Guillaume Duval : Il faut remonter au point de départ de l'action, soit la volonté d'Angela Merkel d'impliquer le FMI dans le sauvetage de la Grèce, malgré l'opposition de la France. Pour l'opinion publique allemande, il est important que le FMI reste à bord car cela montre qu'il ne s'agit pas d'une simple négociation politique intra-européenne.

Il faut ensuite prendre en considération le ras-le-bol des actionnaires du FMI quant au fait de devoir venir en aide à des économies développées comme celles de pays européens, et de la Grèce en particulier. Jusqu'à présent, leur doctrine consistait en la résolution des crises économiques et financières dans les pays du Sud, considérant que les Européens peuvent se débrouiller entre eux. Ce sur quoi l'institution ne transige pas, c'est sur le fait qu'elle ne peut pas venir en aide à un pays si la solvabilité de celui-ci n'a pas été rétablie ; il est impératif de ramener la dette à un niveau soutenable pour le FMI. Leur analyse pour la Grèce est la suivante : le niveau de dette est trop important et le pays ne réussira jamais à rembourser cette dette malgré toutes les mesures déjà prises et celles que l'on envisage de prendre.

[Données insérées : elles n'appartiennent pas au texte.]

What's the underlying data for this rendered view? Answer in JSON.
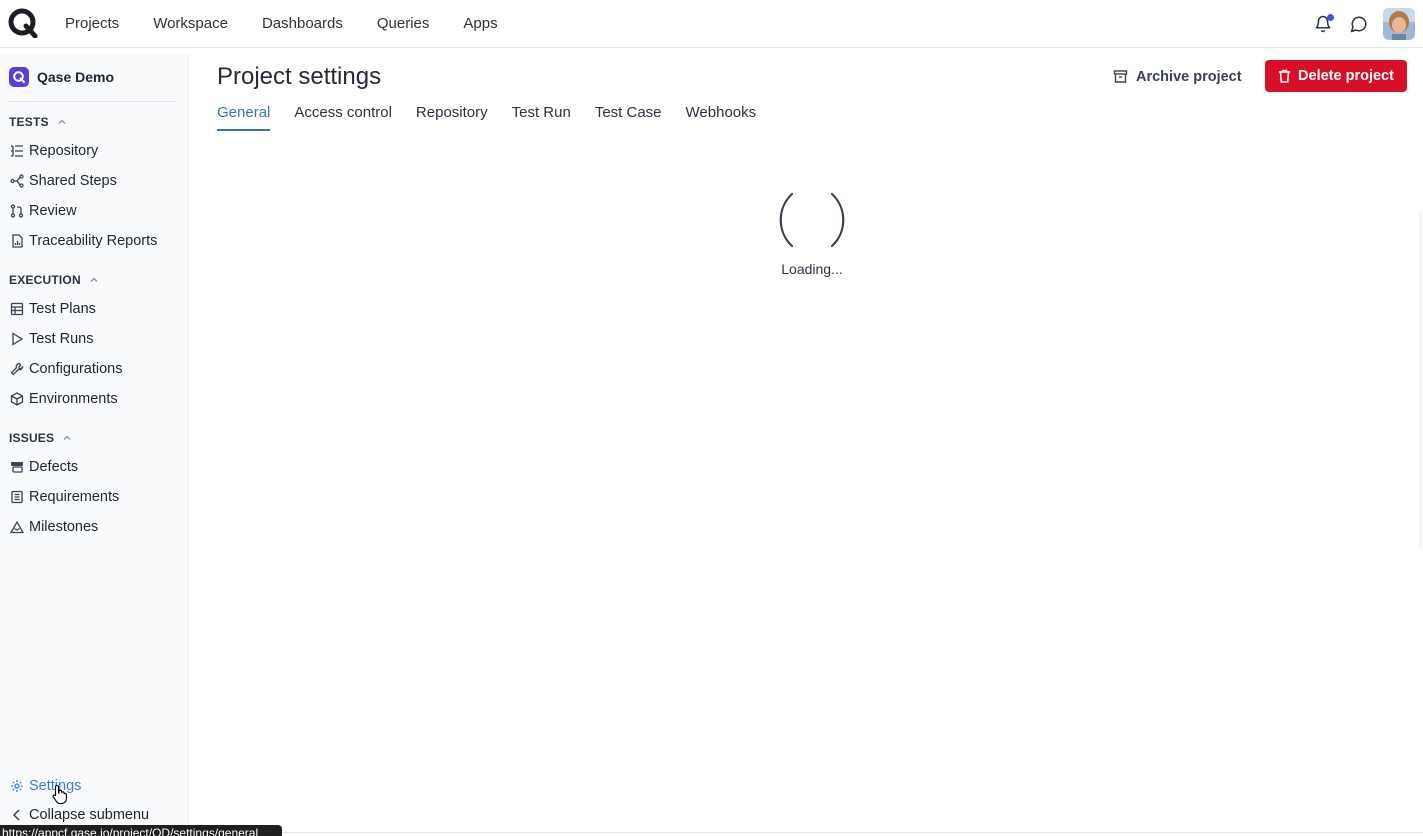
{
  "topnav": {
    "items": [
      "Projects",
      "Workspace",
      "Dashboards",
      "Queries",
      "Apps"
    ]
  },
  "topbar_icons": [
    "logo-icon",
    "bell-icon",
    "chat-icon",
    "avatar"
  ],
  "sidebar": {
    "project_name": "Qase Demo",
    "sections": [
      {
        "title": "TESTS",
        "items": [
          "Repository",
          "Shared Steps",
          "Review",
          "Traceability Reports"
        ]
      },
      {
        "title": "EXECUTION",
        "items": [
          "Test Plans",
          "Test Runs",
          "Configurations",
          "Environments"
        ]
      },
      {
        "title": "ISSUES",
        "items": [
          "Defects",
          "Requirements",
          "Milestones"
        ]
      }
    ],
    "settings_label": "Settings",
    "collapse_label": "Collapse submenu"
  },
  "main": {
    "title": "Project settings",
    "archive_label": "Archive project",
    "delete_label": "Delete project",
    "tabs": [
      "General",
      "Access control",
      "Repository",
      "Test Run",
      "Test Case",
      "Webhooks"
    ],
    "active_tab": "General",
    "loading_text": "Loading..."
  },
  "status_url": "https://appcf.qase.io/project/QD/settings/general",
  "colors": {
    "accent": "#3e6fb8",
    "danger": "#d70f27",
    "brand": "#5a3fd6",
    "notification": "#4b4df2"
  }
}
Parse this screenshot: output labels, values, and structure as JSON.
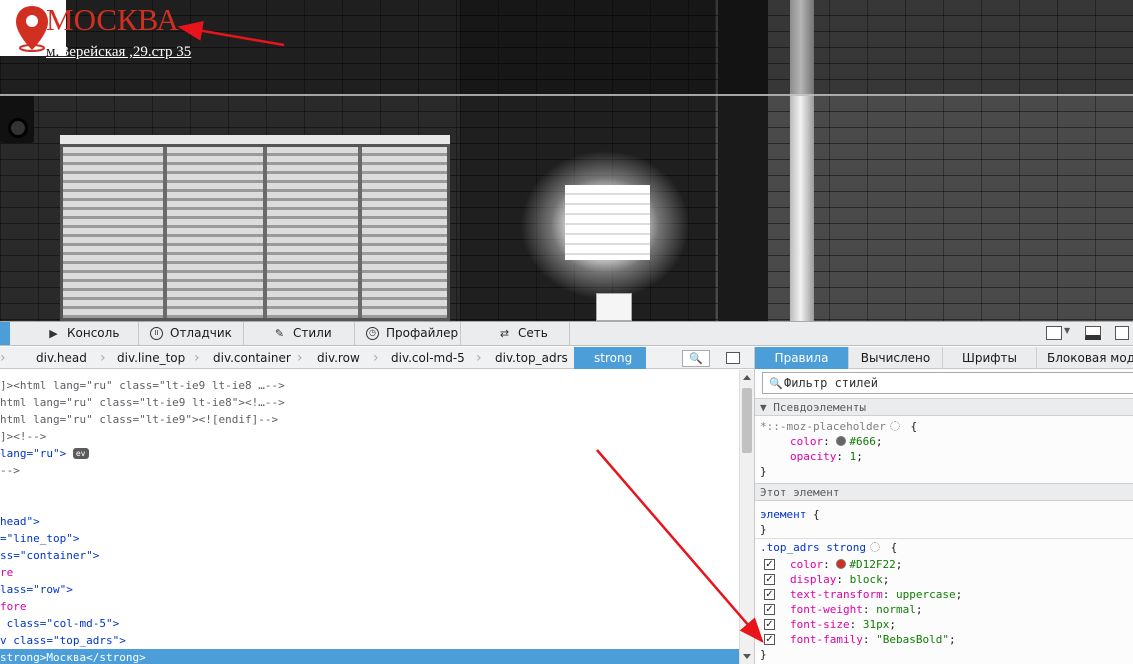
{
  "site": {
    "city": "МОСКВА",
    "address_prefix": "м.",
    "address": "Верейская ,29.стр 35",
    "pin_icon": "location-pin-icon",
    "accent_color": "#D12F22"
  },
  "devtools": {
    "tabs": [
      {
        "label": "Консоль",
        "icon": "console-icon"
      },
      {
        "label": "Отладчик",
        "icon": "debugger-icon"
      },
      {
        "label": "Стили",
        "icon": "style-editor-icon"
      },
      {
        "label": "Профайлер",
        "icon": "profiler-icon"
      },
      {
        "label": "Сеть",
        "icon": "network-icon"
      }
    ],
    "breadcrumbs": [
      "div.head",
      "div.line_top",
      "div.container",
      "div.row",
      "div.col-md-5",
      "div.top_adrs",
      "strong"
    ],
    "markup": {
      "lines": [
        "]><html lang=\"ru\" class=\"lt-ie9 lt-ie8 …-->",
        "html lang=\"ru\" class=\"lt-ie9 lt-ie8\"><!…-->",
        "html lang=\"ru\" class=\"lt-ie9\"><![endif]-->",
        "]><!-->",
        "lang=\"ru\">",
        "-->",
        "head\">",
        "=\"line_top\">",
        "ss=\"container\">",
        "re",
        "lass=\"row\">",
        "fore",
        " class=\"col-md-5\">",
        "v class=\"top_adrs\">",
        "strong>Москва</strong>"
      ],
      "ev_badge": "ev"
    },
    "sidebar": {
      "tabs": [
        "Правила",
        "Вычислено",
        "Шрифты",
        "Блоковая модель"
      ],
      "filter_placeholder": "Фильтр стилей",
      "pseudo_header": "Псевдоэлементы",
      "pseudo_selector": "*::-moz-placeholder",
      "pseudo_color_name": "color",
      "pseudo_color_value": "#666",
      "pseudo_opacity_name": "opacity",
      "pseudo_opacity_value": "1",
      "this_element_header": "Этот элемент",
      "element_selector": "элемент",
      "rule_selector": ".top_adrs strong",
      "rule_decls": [
        {
          "name": "color",
          "value": "#D12F22",
          "swatch": "#D12F22"
        },
        {
          "name": "display",
          "value": "block"
        },
        {
          "name": "text-transform",
          "value": "uppercase"
        },
        {
          "name": "font-weight",
          "value": "normal"
        },
        {
          "name": "font-size",
          "value": "31px"
        },
        {
          "name": "font-family",
          "value": "\"BebasBold\""
        }
      ]
    }
  }
}
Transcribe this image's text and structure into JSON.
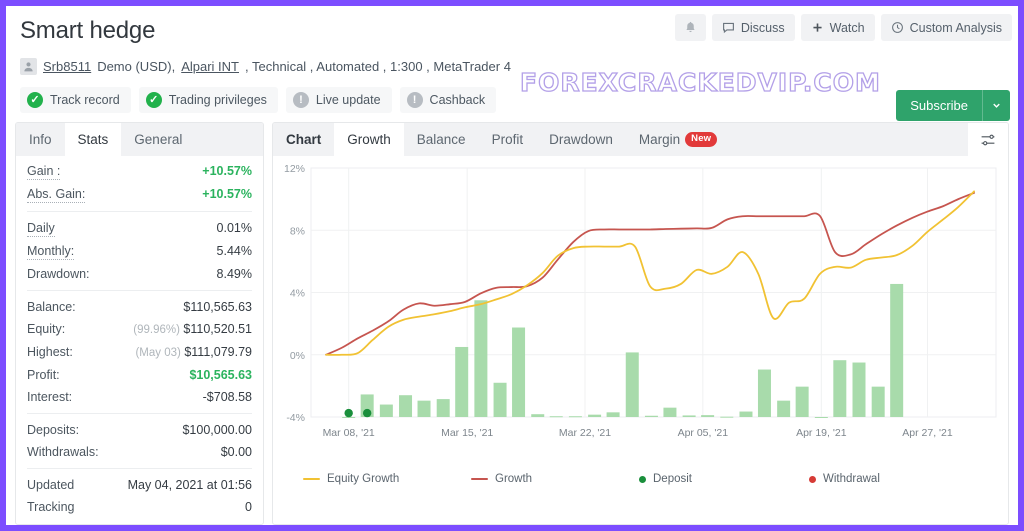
{
  "theme": {
    "page_border": "#7c4dff",
    "accent_green": "#2bb35e",
    "subscribe_green": "#2fa36b",
    "bar_green": "#a8dbab",
    "equity_yellow": "#f1c233",
    "growth_red": "#c6554f",
    "deposit_green": "#1a8f3c",
    "withdrawal_red": "#d63b36"
  },
  "header": {
    "title": "Smart hedge",
    "buttons": [
      {
        "name": "notifications",
        "label": "",
        "icon": "bell-icon"
      },
      {
        "name": "discuss",
        "label": "Discuss",
        "icon": "comment-icon"
      },
      {
        "name": "watch",
        "label": "Watch",
        "icon": "plus-icon"
      },
      {
        "name": "custom-analysis",
        "label": "Custom Analysis",
        "icon": "clock-icon"
      }
    ],
    "account": {
      "avatar_icon": "user-icon",
      "username": "Srb8511",
      "type": "Demo (USD),",
      "broker": "Alpari INT",
      "rest": ", Technical , Automated , 1:300 , MetaTrader 4"
    },
    "badges": [
      {
        "label": "Track record",
        "state": "ok"
      },
      {
        "label": "Trading privileges",
        "state": "ok"
      },
      {
        "label": "Live update",
        "state": "warn"
      },
      {
        "label": "Cashback",
        "state": "warn"
      }
    ],
    "watermark": "FOREXCRACKEDVIP.COM",
    "subscribe": {
      "label": "Subscribe",
      "caret_icon": "chevron-down-icon"
    }
  },
  "sidebar": {
    "tabs": [
      {
        "label": "Info",
        "active": false
      },
      {
        "label": "Stats",
        "active": true
      },
      {
        "label": "General",
        "active": false
      }
    ],
    "groups": [
      [
        {
          "key": "Gain :",
          "value": "+10.57%",
          "style": "green",
          "dotted": true
        },
        {
          "key": "Abs. Gain:",
          "value": "+10.57%",
          "style": "green",
          "dotted": true
        }
      ],
      [
        {
          "key": "Daily",
          "value": "0.01%",
          "style": "",
          "dotted": true
        },
        {
          "key": "Monthly:",
          "value": "5.44%",
          "style": "",
          "dotted": true
        },
        {
          "key": "Drawdown:",
          "value": "8.49%",
          "style": "",
          "dotted": false
        }
      ],
      [
        {
          "key": "Balance:",
          "value": "$110,565.63",
          "style": "",
          "dotted": false
        },
        {
          "key": "Equity:",
          "value": "$110,520.51",
          "prefix": "(99.96%)",
          "style": "",
          "dotted": false
        },
        {
          "key": "Highest:",
          "value": "$111,079.79",
          "prefix": "(May 03)",
          "style": "",
          "dotted": false
        },
        {
          "key": "Profit:",
          "value": "$10,565.63",
          "style": "bold",
          "dotted": false
        },
        {
          "key": "Interest:",
          "value": "-$708.58",
          "style": "",
          "dotted": false
        }
      ],
      [
        {
          "key": "Deposits:",
          "value": "$100,000.00",
          "style": "",
          "dotted": false
        },
        {
          "key": "Withdrawals:",
          "value": "$0.00",
          "style": "",
          "dotted": false
        }
      ],
      [
        {
          "key": "Updated",
          "value": "May 04, 2021 at 01:56",
          "style": "",
          "dotted": false
        },
        {
          "key": "Tracking",
          "value": "0",
          "style": "",
          "dotted": false
        }
      ]
    ]
  },
  "chart_panel": {
    "tabs": [
      {
        "label": "Chart",
        "active": false,
        "bold": true
      },
      {
        "label": "Growth",
        "active": true,
        "bold": false
      },
      {
        "label": "Balance",
        "active": false,
        "bold": false
      },
      {
        "label": "Profit",
        "active": false,
        "bold": false
      },
      {
        "label": "Drawdown",
        "active": false,
        "bold": false
      },
      {
        "label": "Margin",
        "active": false,
        "bold": false,
        "badge": "New"
      }
    ],
    "settings_icon": "sliders-icon"
  },
  "chart_data": {
    "type": "line",
    "title": "Growth",
    "xlabel": "",
    "ylabel": "",
    "ylim": [
      -4,
      12
    ],
    "yticks": [
      12,
      8,
      4,
      0,
      -4
    ],
    "ytick_labels": [
      "12%",
      "8%",
      "4%",
      "0%",
      "-4%"
    ],
    "xtick_labels": [
      "Mar 08, '21",
      "Mar 15, '21",
      "Mar 22, '21",
      "Apr 05, '21",
      "Apr 19, '21",
      "Apr 27, '21"
    ],
    "xtick_positions": [
      0.055,
      0.228,
      0.4,
      0.572,
      0.745,
      0.9
    ],
    "grid": true,
    "legend_position": "bottom",
    "legend": [
      {
        "name": "Equity Growth",
        "type": "line",
        "color": "#f1c233"
      },
      {
        "name": "Growth",
        "type": "line",
        "color": "#c6554f"
      },
      {
        "name": "Deposit",
        "type": "dot",
        "color": "#1a8f3c"
      },
      {
        "name": "Withdrawal",
        "type": "dot",
        "color": "#d63b36"
      }
    ],
    "series": [
      {
        "name": "Growth",
        "type": "line",
        "color": "#c6554f",
        "x": [
          0.022,
          0.045,
          0.068,
          0.09,
          0.113,
          0.135,
          0.158,
          0.18,
          0.203,
          0.225,
          0.248,
          0.27,
          0.293,
          0.315,
          0.338,
          0.36,
          0.383,
          0.405,
          0.428,
          0.45,
          0.473,
          0.495,
          0.518,
          0.54,
          0.563,
          0.585,
          0.608,
          0.63,
          0.653,
          0.675,
          0.698,
          0.72,
          0.743,
          0.765,
          0.788,
          0.81,
          0.833,
          0.855,
          0.878,
          0.9,
          0.923,
          0.945,
          0.968
        ],
        "values": [
          0.0,
          0.45,
          1.05,
          1.55,
          2.15,
          2.9,
          3.3,
          3.15,
          3.25,
          3.4,
          3.95,
          4.3,
          4.35,
          4.4,
          4.95,
          6.1,
          7.25,
          7.95,
          8.05,
          8.05,
          8.05,
          8.05,
          8.08,
          8.1,
          8.12,
          8.15,
          8.7,
          8.9,
          8.9,
          8.9,
          8.9,
          8.9,
          8.92,
          6.6,
          6.45,
          7.1,
          7.75,
          8.3,
          8.8,
          9.2,
          9.55,
          10.0,
          10.4
        ]
      },
      {
        "name": "Equity Growth",
        "type": "line",
        "color": "#f1c233",
        "x": [
          0.022,
          0.045,
          0.068,
          0.09,
          0.113,
          0.135,
          0.158,
          0.18,
          0.203,
          0.225,
          0.248,
          0.27,
          0.293,
          0.315,
          0.338,
          0.36,
          0.383,
          0.405,
          0.428,
          0.45,
          0.473,
          0.495,
          0.518,
          0.54,
          0.563,
          0.585,
          0.608,
          0.63,
          0.653,
          0.675,
          0.698,
          0.72,
          0.743,
          0.765,
          0.788,
          0.81,
          0.833,
          0.855,
          0.878,
          0.9,
          0.923,
          0.945,
          0.968
        ],
        "values": [
          0.0,
          0.0,
          0.1,
          0.95,
          1.8,
          2.25,
          2.45,
          2.6,
          2.8,
          3.05,
          3.25,
          3.55,
          3.9,
          4.45,
          5.25,
          6.35,
          6.85,
          6.95,
          6.95,
          6.95,
          6.95,
          4.4,
          4.25,
          4.55,
          5.45,
          5.2,
          5.65,
          6.6,
          5.2,
          2.35,
          3.35,
          3.6,
          5.2,
          5.65,
          5.6,
          6.1,
          6.25,
          6.4,
          7.0,
          7.9,
          8.7,
          9.5,
          10.5
        ]
      }
    ],
    "bars": {
      "name": "Daily Volume",
      "color": "#a8dbab",
      "x": [
        0.055,
        0.082,
        0.11,
        0.138,
        0.165,
        0.193,
        0.22,
        0.248,
        0.276,
        0.303,
        0.331,
        0.358,
        0.386,
        0.414,
        0.441,
        0.469,
        0.497,
        0.524,
        0.552,
        0.579,
        0.607,
        0.635,
        0.662,
        0.69,
        0.717,
        0.745,
        0.772,
        0.8,
        0.828,
        0.855,
        0.883,
        0.91,
        0.938,
        0.966
      ],
      "values": [
        0.0,
        1.45,
        0.8,
        1.4,
        1.05,
        1.15,
        4.5,
        7.5,
        2.2,
        5.75,
        0.18,
        0.05,
        0.05,
        0.15,
        0.3,
        4.15,
        0.08,
        0.6,
        0.1,
        0.12,
        0.02,
        0.35,
        3.05,
        1.05,
        1.95,
        0.0,
        3.65,
        3.5,
        1.95,
        8.55
      ],
      "baseline": -4
    },
    "markers": [
      {
        "type": "deposit",
        "x": 0.055,
        "y": -3.75,
        "color": "#1a8f3c"
      },
      {
        "type": "deposit",
        "x": 0.082,
        "y": -3.75,
        "color": "#1a8f3c"
      }
    ]
  }
}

Si des mesures en faveur du rééchelonnement de la dette grecque ne sont pas prises, le FMI est cette fois-ci prêt à aller au clash alors qu'il jouait jusqu'à présent un rôle d'amortisseur dans la crise. Si c'est le cas, cela entraînera nécessairement un blocage des négociations dans un premier temps, puis un défaut grec qui aurait lieu en juillet. Le défaut grec permettrait, de fait, un effacement de la dette – l'objectif serait donc en partie atteint. Pour l'Allemagne, la seule porte de sortie qui lui resterait dans ce contexte-là serait le Grexit, soit pousser les Grec en dehors de la zone euro. Néanmoins, depuis un an, le rapport de forces a changé sous l'impulsion de la crise migratoire. Si l'Allemagne accentue ses efforts pour pousser la Grèce en dehors de la zone euro, dans ce contexte de crise migratoire, l'Allemagne serait la première victime sur le plan politique ; l'image de marque d'Angela Merkel en tant que leader de l'Europe serait ainsi écornée. L'option du Grexit pour l'Allemagne est donc particulièrement affaiblie aujourd'hui. Ainsi, l'Allemagne n'a pas d'autre choix que de céder aux demandes du FMI, même si ce n'est pas une annulation de la dette en bonne et due forme. 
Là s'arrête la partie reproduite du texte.